The Asian Development Bank (ADB) has approved the second phase of Cambodia’s Energy Transition Sector Development Programme (ETSDP) for $82.5 million. Cofinanced by the ASEAN Infrastructure Fund, the Asia–Pacific Climate Finance Fund, the Green Climate Fund, and the United Kingdom through the ASEAN Catalytic Green Finance Facility, the programme aims to provide comprehensive support for the country’s clean energy transition by combining policy reforms with investment projects in new technologies.  

The first subprogramme, approved in 2022, introduced pivotal policy measures that guided the energy sector toward a more efficient and renewable development pathway. Building on this foundation, subprogramme 2 advances regulatory reforms to strengthen the energy efficiency framework and enhance policy clarity to attract private sector investment. A key milestone under the subprogramme is the introduction of the country’s first set of regulations establishing Minimum Energy Performance Standards for electrical appliances, starting with air conditioners, which account for the largest share of energy consumption in the residential sector, ADB said on its website.

Subprogramme 2 will also establish an Energy Efficiency Revolving Fund aimed at facilitating access to finance for local small and medium-sized enterprises (SMEs) to invest in energy-efficient technologies.
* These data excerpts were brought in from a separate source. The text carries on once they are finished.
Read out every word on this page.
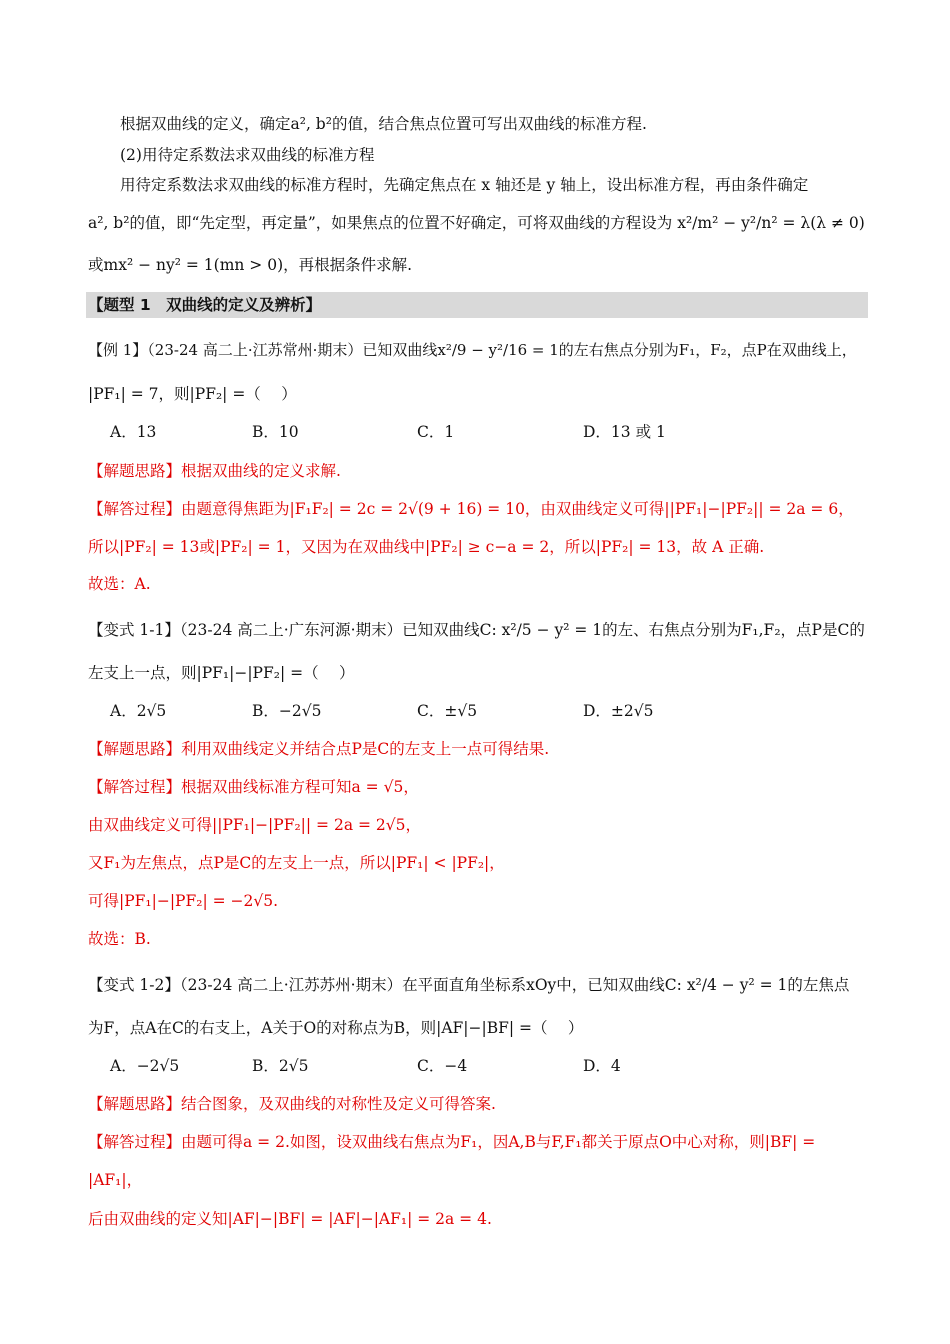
根据双曲线的定义，确定a², b²的值，结合焦点位置可写出双曲线的标准方程.
(2)用待定系数法求双曲线的标准方程
用待定系数法求双曲线的标准方程时，先确定焦点在 x 轴还是 y 轴上，设出标准方程，再由条件确定
a², b²的值，即“先定型，再定量”，如果焦点的位置不好确定，可将双曲线的方程设为 x²/m² − y²/n² = λ(λ ≠ 0)
或mx² − ny² = 1(mn > 0)，再根据条件求解.
【题型 1　双曲线的定义及辨析】
【例 1】（23-24 高二上·江苏常州·期末）已知双曲线x²/9 − y²/16 = 1的左右焦点分别为F₁，F₂，点P在双曲线上，
|PF₁| = 7，则|PF₂| =（　 ）
A．13	B．10	C．1	D．13 或 1
【解题思路】根据双曲线的定义求解.
【解答过程】由题意得焦距为|F₁F₂| = 2c = 2√(9 + 16) = 10，由双曲线定义可得||PF₁|−|PF₂|| = 2a = 6，
所以|PF₂| = 13或|PF₂| = 1，又因为在双曲线中|PF₂| ≥ c−a = 2，所以|PF₂| = 13，故 A 正确.
故选：A.
【变式 1-1】（23-24 高二上·广东河源·期末）已知双曲线C: x²/5 − y² = 1的左、右焦点分别为F₁,F₂，点P是C的
左支上一点，则|PF₁|−|PF₂| =（　 ）
A．2√5	B．−2√5	C．±√5	D．±2√5
【解题思路】利用双曲线定义并结合点P是C的左支上一点可得结果.
【解答过程】根据双曲线标准方程可知a = √5，
由双曲线定义可得||PF₁|−|PF₂|| = 2a = 2√5，
又F₁为左焦点，点P是C的左支上一点，所以|PF₁| < |PF₂|，
可得|PF₁|−|PF₂| = −2√5.
故选：B.
【变式 1-2】（23-24 高二上·江苏苏州·期末）在平面直角坐标系xOy中，已知双曲线C: x²/4 − y² = 1的左焦点
为F，点A在C的右支上，A关于O的对称点为B，则|AF|−|BF| =（　 ）
A．−2√5	B．2√5	C．−4	D．4
【解题思路】结合图象，及双曲线的对称性及定义可得答案.
【解答过程】由题可得a = 2.如图，设双曲线右焦点为F₁，因A,B与F,F₁都关于原点O中心对称，则|BF| =
|AF₁|，
后由双曲线的定义知|AF|−|BF| = |AF|−|AF₁| = 2a = 4.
The revolving fund will be set up through a financial intermediation structure to enable local banks to extend loans to SMEs for energy efficiency investments. By mobilizing domestic financial institutions and supporting SMEs, the revolving fund is expected to accelerate the nationwide scale-up of energy efficiency investments.

Asian Development Bank (ADB) has approved $82.5 million for Phase 2 of Cambodia’s Energy Transition Sector Development Programme to support clean energy through policy reforms and investments.
The programme introduces energy efficiency standards, establishes a revolving fund for SME financing, and also aims to attract private investment.

“ADB is honoured to support Cambodia in its ambitious and transformative journey in the energy sector. Through a comprehensive reform package, combining policy support with strategic investments, the Energy Transition Sector Development Programme will support turning the government’s ambitious vision into reality,” said ADB acting country director for Cambodia Anthony Gill. “This includes the goal of achieving 70 per cent renewable energy in the power mix by 2030, along with a strong commitment to advancing energy efficiency, which is essential to ensure that Cambodia’s growth remains both sustainable and affordable.”

Subprogramme 2 will be followed by a third phase in 2027, which will further deepen reforms by expanding the energy efficiency regulatory framework and introducing technical standards for renewable energy, buildings, and industry to further attract private sector investment.